Afirma o recorrente que ele alegou concreta e especificadamente que o regresso ao seu país resultante da sua saída de Macau seria fonte de prejuízos ao nível patrimonial, financeiro e laboral, assim cumprindo o seu ónus de alegação de factos concretos corporizadores de prejuízos de difícil reparabilidade em caso de saída de Macau e regresso ao seu país natal.
Não merece a nossa concordância, pois se trata de mera alegação, vaga e genérica, desacompanhada de quaisquer provas.
Mesmo sendo provável a perda de emprego e do rendimento que o emprego proporciona, o mesmo não configura necessariamente uma situação de carência quase absoluta e de impossibilidade de satisfação das necessidades básicas e elementares.
É de reparar que o recorrente não apresentou nenhuma prova para demonstrar a sua situação económica, a fim de revelar que, com a execução imediata do acto administrativo, entrará naquela situação muito difícil que até afecta gravemente a satisfação das suas necessidades básicas e elementares, o que nem sequer foi alegado.
Concluindo, deve ser indeferido o pedido de suspensão de eficácia, por não estar verificado o requisito necessário previsto na al. a) do n.º 1 do art.º 120.º do CPAC.
4. Decisão
Face ao expendido, nega-se provimento ao recurso.

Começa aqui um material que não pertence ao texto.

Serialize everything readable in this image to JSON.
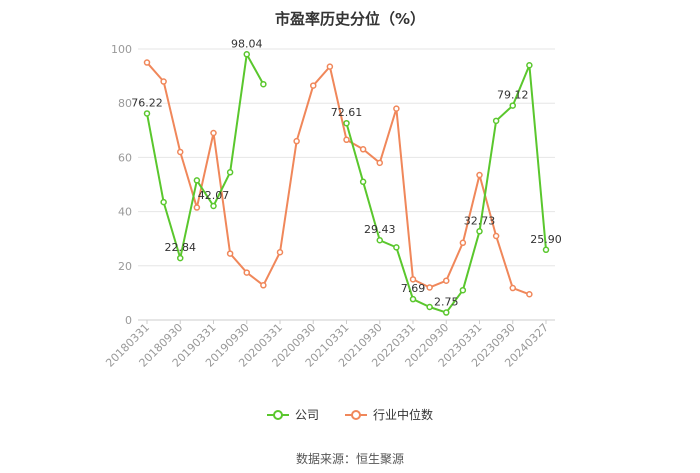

Custas pelo recorrente, com a taxa de justiça fixada em 5 UC.
Macau, 10 de Julho de 2019
Juízes: Song Man Lei (Relatora) – Sam Hou Fai –
Viriato Manuel Pinheiro de Lima
O Magistrado do Ministério Público
presente na conferência: Joaquim Teixeira de Sousa
1 Ac. do TUI, de 25-4-2001, Proc. n.º 6/2001.
2 José Carlos Vieira de Andrade, A Justiça Administrativa (Lições), 3.ª ed., Almedina, Coimbra, 2000, p. 176.
3 José Carlos Vieira de Andrade, A Justiça Administrativa (Lições), 3ª ed., Almedina, Coimbra, p. 176 e 177.
4 Cfr. Ac.s do TUI, de 13 de Maio de 2009 e de 17 de Dezembro de 2009, Proc. n.º 2/2009 e 37/2009.